Allpack: éclairage sur les désastres du corporatisme

Allpack est une entreprise d'emballage. Elle a été créée en février 1971. Dès sa fondation, elle a travaillé pour deux types de clientèle: l'industrie pharmaceutique, d'une part, l'industrie alimentaire, d'autre part. Novartis, chocolats Frey (Migros) ou Ricola sont parmi ses principaux donneurs d'ordre.

Allpack occupe donc, de fait, une position de sous-traitant vis-à-vis de géants comme Novartis et Migros. Cela offre à ces derniers de nombreux avantages. Un sous-traitant leur évite des investissements dans des machines qu'ils auraient de la difficulté à rentabiliser seuls. Il est idéal pour des petites séries, difficilement rentabilisables sur des chaînes d'emballage maison. Il est extrêmement souple et flexible. Il est dans une position de dépendance à leur égard, ce qui permet de lui dicter des prix bas, sans rapport avec les exigences de qualité.

Tout cela est bien entendu possible pour deux raisons. Premièrement Allpack, en tant que petite entreprise indépendante, n'est pas intégrée dans un dispositif collectif de protection des droits des salarié·e·s (CCT) ni à une grande entreprise facilitant, dans une certaine mesure, un minimum d'harmonisation des conditions de travail. Deuxièmement, une entreprise comme Allpack peut prendre appui sur la fragmentation du salariat - entre femmes et hommes, entre Suisses et immigré·e·s notamment - et, depuis les années 90, sur l'impact d'un chômage d'ampleur durable, pour imposer des conditions de travail très détériorées à son personnel de production, des femmes de nationalité étrangère dans sa très grande majorité: salaires de références entre 3000 et 3500 fr. brut pour un plein temps, hyperflexibilité dans les horaires, rapports de commandement brutaux et dénués de respect, etc.

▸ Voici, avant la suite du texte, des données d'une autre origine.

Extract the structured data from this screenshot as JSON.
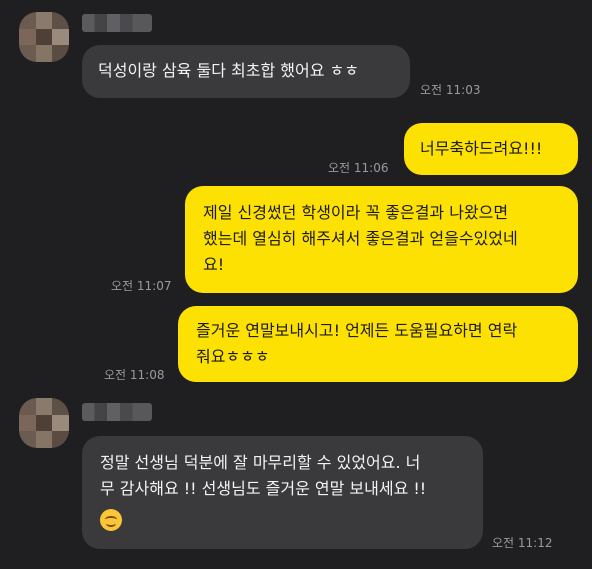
{
  "messages": [
    {
      "side": "in",
      "text": "덕성이랑 삼육 둘다 최초합 했어요 ㅎㅎ",
      "time": "오전 11:03"
    },
    {
      "side": "out",
      "text": "너무축하드려요!!!",
      "time": "오전 11:06"
    },
    {
      "side": "out",
      "lines": [
        "제일 신경썼던 학생이라 꼭 좋은결과 나왔으면",
        "했는데 열심히 해주셔서 좋은결과 얻을수있었네",
        "요!"
      ],
      "time": "오전 11:07"
    },
    {
      "side": "out",
      "lines": [
        "즐거운 연말보내시고! 언제든 도움필요하면 연락",
        "줘요ㅎㅎㅎ"
      ],
      "time": "오전 11:08"
    },
    {
      "side": "in",
      "lines": [
        "정말 선생님 덕분에 잘 마무리할 수 있었어요. 너",
        "무 감사해요 !! 선생님도 즐거운 연말 보내세요 !!"
      ],
      "emoji": "smiling-face-icon",
      "time": "오전 11:12"
    }
  ],
  "colors": {
    "background": "#1f1f21",
    "incoming_bubble": "#3a3a3c",
    "outgoing_bubble": "#fde102"
  }
}
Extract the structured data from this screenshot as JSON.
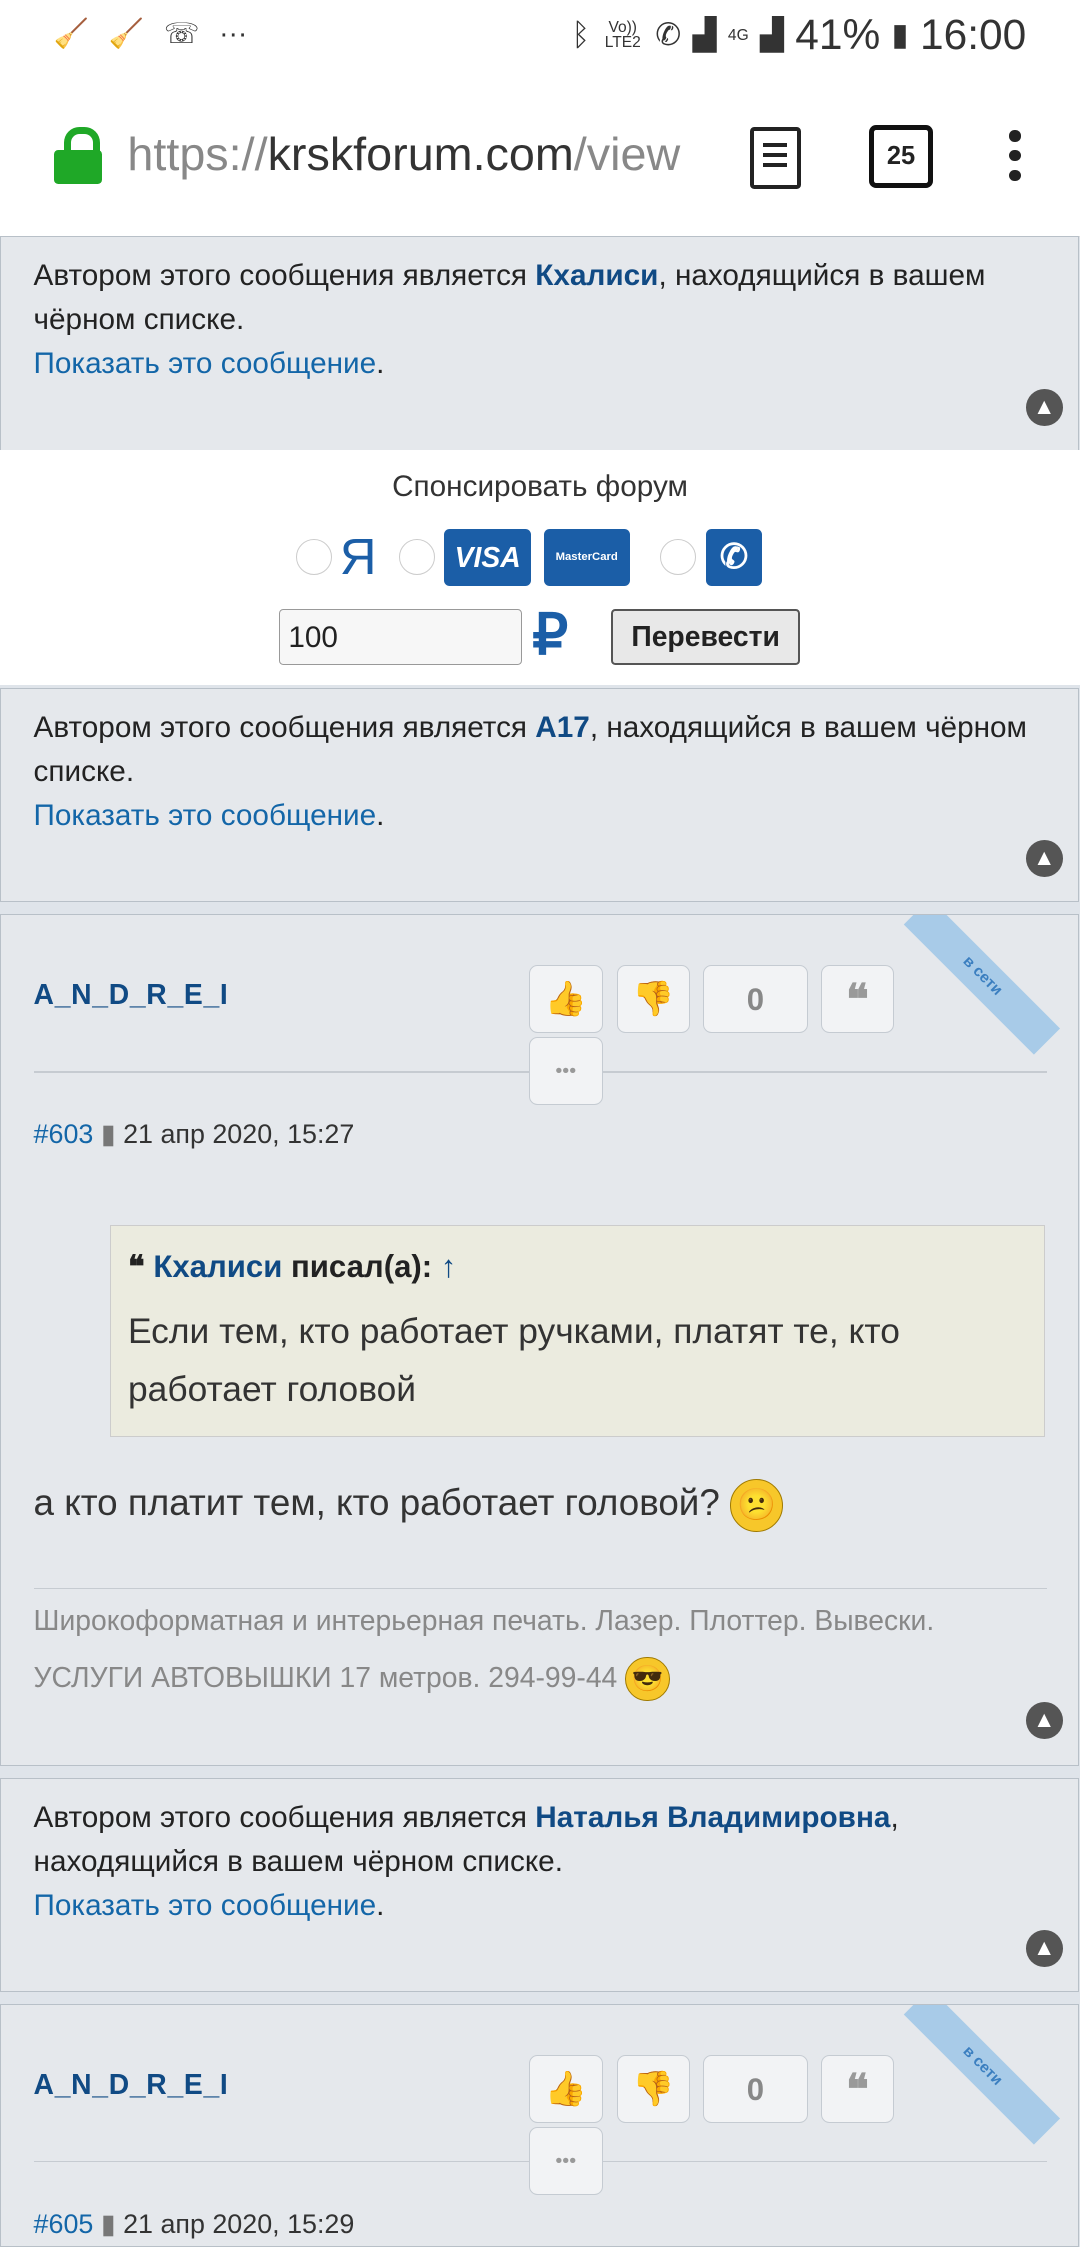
{
  "statusbar": {
    "left_icons": [
      "broom-icon",
      "broom-icon",
      "missed-call-icon",
      "more-dots-icon"
    ],
    "volte": "Vo)) LTE2",
    "net": "4G",
    "battery": "41%",
    "time": "16:00"
  },
  "browser": {
    "url_scheme": "https://",
    "url_host": "krskforum.com",
    "url_path": "/view",
    "tab_count": "25"
  },
  "blocked1": {
    "prefix": "Автором этого сообщения является ",
    "user": "Кхалиси",
    "suffix": ", находящийся в вашем чёрном списке.",
    "show": "Показать это сообщение",
    "dot": "."
  },
  "sponsor": {
    "title": "Спонсировать форум",
    "yandex": "Я",
    "visa": "VISA",
    "mastercard": "MasterCard",
    "amount": "100",
    "currency": "₽",
    "send": "Перевести"
  },
  "blocked2": {
    "prefix": "Автором этого сообщения является ",
    "user": "A17",
    "suffix": ", находящийся в вашем чёрном списке.",
    "show": "Показать это сообщение",
    "dot": "."
  },
  "post1": {
    "author": "A_N_D_R_E_I",
    "votes": "0",
    "more": "•••",
    "online": "в сети",
    "number": "#603",
    "date": "21 апр 2020, 15:27",
    "quote_user": "Кхалиси",
    "quote_wrote": " писал(а): ",
    "quote_arrow": "↑",
    "quote_text": "Если тем, кто работает ручками, платят те, кто работает головой",
    "body": "а кто платит тем, кто работает головой?",
    "signature": "Широкоформатная и интерьерная печать. Лазер. Плоттер. Вывески. УСЛУГИ АВТОВЫШКИ 17 метров. 294-99-44"
  },
  "blocked3": {
    "prefix": "Автором этого сообщения является ",
    "user": "Наталья Владимировна",
    "suffix": ", находящийся в вашем чёрном списке.",
    "show": "Показать это сообщение",
    "dot": "."
  },
  "post2": {
    "author": "A_N_D_R_E_I",
    "votes": "0",
    "more": "•••",
    "online": "в сети",
    "number": "#605",
    "date": "21 апр 2020, 15:29"
  },
  "colors": {
    "link": "#1366a8",
    "username": "#104a84",
    "lock": "#1fa827",
    "pay_blue": "#1b5ea7"
  }
}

Allpack constitue de ce point de vue une bonne illustration de la structuration effective de l'appareil de production et du marché du travail en Suisse. Elle montre comment des transnationales, comme Novartis, ont réussi à faire coexister, sur le même territoire, des laboratoires de pointe et tout leur environnement, présentés comme offrant des conditions de travail de pointes également, et des entreprises sous-traitantes imposant des conditions de travail extrêmement dégradées, que bon nombre de gens n'imaginent tout simplement pas exister en Suisse. La juxtaposition sur un même territoire de ces deux mondes est un des succès remarquables du capitalisme helvétique dans sa capacité d'exploitation des salarié·e·s. La clé de ce succès réside dans la capacité qu'a eue la classe dominante de ce pays à perpétuer et à renforcer, jusqu'à ce jour, la division et la fragmentation du salariat. Une telle division et fragmentation sont bien entendu inhérentes aux modalités de fonctionnement du marché du travail dans une économie capitaliste. Mais la profondeur de ces divisions et de cette fragmentation, spécifique à la Suisse, renvoie pour une part déterminante à l'histoire sociale et politique de ce pays. Concrètement, la paix du travail, et son pendant politique, la «politique de concordance», ont institutionnalisé un corporatisme exacerbé. Durant des décennies, le mouvement syndical a ainsi activement participé à cette segmentation du salariat: en refusant d'organiser des couches entières de salarié·e·s (personnel «sans qualification», par exemple), ou en revendiquant des discriminations à l'égard des travailleurs immigrés (priorité à la main-d'œuvre indigène). La réalité sociale mise à jour par la grève de Allpack est le fruit de cette histoire.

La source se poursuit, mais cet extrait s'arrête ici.